There are several reasons for this. First, there are many other writers promoting their books and, for the most part, in very similar ways. A well-thought-out plan that builds interest in an upcoming book gives a writer a better chance of finding an edge. Second, many self-pubs write while holding down day jobs. Their time for promotion is limited and a plan can make them more efficient. Finally, a plan can keep marketing costs under control. It’s already a challenge for self-pubs to cover editorial and cover design costs, let alone clear a profit. And when it comes to promotion, it’s tempting to chase the dream of success and continue spending. A plan with a budget lowers this risk.
Here are some things writers should think about when developing a plan.
When to work up the plan. It’s easy to leave the development of a promotional plan until a book is done. However, many strategies such as building a social media presence require time to build followers. A writer should create and start implementing a plan once she’s certain she’s going to self-publish.

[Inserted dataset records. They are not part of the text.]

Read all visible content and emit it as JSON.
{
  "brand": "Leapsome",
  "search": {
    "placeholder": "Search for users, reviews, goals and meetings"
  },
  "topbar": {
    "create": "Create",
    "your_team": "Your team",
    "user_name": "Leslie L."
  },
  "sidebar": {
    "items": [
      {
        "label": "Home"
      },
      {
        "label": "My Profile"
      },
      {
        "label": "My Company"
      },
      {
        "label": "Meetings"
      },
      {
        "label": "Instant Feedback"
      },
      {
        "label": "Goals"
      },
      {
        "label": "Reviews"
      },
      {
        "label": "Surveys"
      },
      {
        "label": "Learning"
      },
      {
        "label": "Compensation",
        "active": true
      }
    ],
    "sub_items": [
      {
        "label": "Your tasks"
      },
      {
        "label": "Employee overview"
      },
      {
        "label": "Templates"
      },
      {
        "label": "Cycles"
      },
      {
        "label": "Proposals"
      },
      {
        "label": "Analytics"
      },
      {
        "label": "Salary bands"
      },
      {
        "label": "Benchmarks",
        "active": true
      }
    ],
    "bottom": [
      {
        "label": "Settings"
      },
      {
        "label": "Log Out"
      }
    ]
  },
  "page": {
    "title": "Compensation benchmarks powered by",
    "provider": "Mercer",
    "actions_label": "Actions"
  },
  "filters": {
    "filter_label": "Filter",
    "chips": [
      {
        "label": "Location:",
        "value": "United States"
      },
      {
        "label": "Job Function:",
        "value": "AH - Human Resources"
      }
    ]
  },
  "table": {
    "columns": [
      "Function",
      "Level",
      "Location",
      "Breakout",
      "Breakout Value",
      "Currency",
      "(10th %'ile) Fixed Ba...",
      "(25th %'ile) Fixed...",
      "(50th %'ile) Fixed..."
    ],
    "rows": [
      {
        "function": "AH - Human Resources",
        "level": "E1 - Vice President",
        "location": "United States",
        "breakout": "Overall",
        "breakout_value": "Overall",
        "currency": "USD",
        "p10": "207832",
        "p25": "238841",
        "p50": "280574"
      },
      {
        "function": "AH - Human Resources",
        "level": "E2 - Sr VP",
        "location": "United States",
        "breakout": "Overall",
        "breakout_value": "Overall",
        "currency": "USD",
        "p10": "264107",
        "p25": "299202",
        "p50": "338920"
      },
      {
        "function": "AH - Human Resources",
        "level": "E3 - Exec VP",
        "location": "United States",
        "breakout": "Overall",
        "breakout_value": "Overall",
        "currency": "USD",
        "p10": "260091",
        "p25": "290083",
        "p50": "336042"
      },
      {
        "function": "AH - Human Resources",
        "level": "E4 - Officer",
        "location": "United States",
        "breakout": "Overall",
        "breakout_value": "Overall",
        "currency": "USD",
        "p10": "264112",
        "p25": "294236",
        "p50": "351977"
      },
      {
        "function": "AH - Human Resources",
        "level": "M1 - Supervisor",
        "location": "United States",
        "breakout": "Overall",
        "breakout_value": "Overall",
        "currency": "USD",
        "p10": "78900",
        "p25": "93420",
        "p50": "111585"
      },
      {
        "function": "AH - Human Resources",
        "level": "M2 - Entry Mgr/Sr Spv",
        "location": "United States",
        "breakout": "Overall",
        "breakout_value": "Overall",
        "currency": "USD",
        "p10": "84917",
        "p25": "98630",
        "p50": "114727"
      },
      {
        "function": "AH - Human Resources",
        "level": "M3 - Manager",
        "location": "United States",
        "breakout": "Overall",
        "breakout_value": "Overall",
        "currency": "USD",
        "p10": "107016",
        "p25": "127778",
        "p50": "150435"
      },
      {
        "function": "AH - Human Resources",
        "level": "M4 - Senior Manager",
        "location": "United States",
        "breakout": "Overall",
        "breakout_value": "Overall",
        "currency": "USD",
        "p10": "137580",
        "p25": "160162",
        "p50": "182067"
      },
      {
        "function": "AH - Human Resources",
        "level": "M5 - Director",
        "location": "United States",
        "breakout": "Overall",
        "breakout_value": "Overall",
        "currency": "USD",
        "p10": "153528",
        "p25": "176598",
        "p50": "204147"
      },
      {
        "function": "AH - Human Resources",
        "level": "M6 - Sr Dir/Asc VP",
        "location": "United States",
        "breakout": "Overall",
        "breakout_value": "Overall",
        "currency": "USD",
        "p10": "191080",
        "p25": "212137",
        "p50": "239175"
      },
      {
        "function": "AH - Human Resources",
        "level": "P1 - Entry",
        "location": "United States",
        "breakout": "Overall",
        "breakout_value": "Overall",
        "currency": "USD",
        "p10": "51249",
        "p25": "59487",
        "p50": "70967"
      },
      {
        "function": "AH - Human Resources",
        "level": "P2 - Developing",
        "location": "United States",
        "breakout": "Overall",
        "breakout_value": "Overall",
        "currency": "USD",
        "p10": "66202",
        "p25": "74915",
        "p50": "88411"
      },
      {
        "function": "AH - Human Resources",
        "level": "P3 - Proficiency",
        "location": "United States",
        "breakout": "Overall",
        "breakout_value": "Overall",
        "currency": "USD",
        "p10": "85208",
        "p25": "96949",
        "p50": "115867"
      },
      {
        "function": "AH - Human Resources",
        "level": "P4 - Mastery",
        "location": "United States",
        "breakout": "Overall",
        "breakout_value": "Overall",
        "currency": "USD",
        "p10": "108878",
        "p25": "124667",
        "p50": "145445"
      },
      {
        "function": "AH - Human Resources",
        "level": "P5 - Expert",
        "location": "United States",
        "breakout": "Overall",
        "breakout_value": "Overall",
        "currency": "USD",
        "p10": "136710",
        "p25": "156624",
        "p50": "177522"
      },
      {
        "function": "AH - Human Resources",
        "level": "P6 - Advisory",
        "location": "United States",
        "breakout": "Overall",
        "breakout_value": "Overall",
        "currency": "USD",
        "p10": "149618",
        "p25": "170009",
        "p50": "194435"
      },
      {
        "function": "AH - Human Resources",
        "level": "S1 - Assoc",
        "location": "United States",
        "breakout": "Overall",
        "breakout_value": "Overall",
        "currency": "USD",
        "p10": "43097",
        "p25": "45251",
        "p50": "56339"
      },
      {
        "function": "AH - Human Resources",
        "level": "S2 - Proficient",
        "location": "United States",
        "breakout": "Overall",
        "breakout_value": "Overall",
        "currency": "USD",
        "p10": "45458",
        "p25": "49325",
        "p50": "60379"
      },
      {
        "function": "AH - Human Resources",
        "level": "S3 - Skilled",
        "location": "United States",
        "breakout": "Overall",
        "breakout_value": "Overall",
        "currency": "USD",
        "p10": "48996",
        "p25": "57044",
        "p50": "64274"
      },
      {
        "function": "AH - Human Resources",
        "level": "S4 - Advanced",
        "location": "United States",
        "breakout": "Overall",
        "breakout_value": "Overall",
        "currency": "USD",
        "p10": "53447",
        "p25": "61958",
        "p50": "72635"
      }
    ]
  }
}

Consider what the market is. A lot of promotion involves a writer sharing content about her books and/or herself. As she develops that content, a writer should consider the profile of her potential market. Few self-pubs have the resources to do things like market surveys. However, a writer might be able to research sales of well-known books in her genre.
Types of promotion. The goal of a promotional plan is to build interest in an upcoming book that peaks when the book is published and is maintained for months and even years after. The core of the plan settles the strategies that will be used to achieve this goal. Since many writers use the same strategies and lives are busy, at any stage of implementing the plan, it’s probably best to do one or two things really well.
Timing of the strategies. Some strategies, like social media, are long-term or even ongoing. Others, like asking friends and family for help or contacting bloggers for reviews, are usually implemented in the months before publication. A promotional plan should create dates for executing all strategies to maximum effect.
Costs. A writer’s plan should also create an overall budget for promotion broken down by strategy. As I already said, the dream of success creates a temptation to spend, spend, spend, and many service providers look to take advantage of that.
Measure results. Finally, a plan should include times when the writer assesses her promotional strategies. For example, she might review social media analytics to see which content has generated the most interest. A writer will never be a hundred percent certain which strategies are working and which aren’t, but there’ll be enough information to tweak the plan and make adjustments.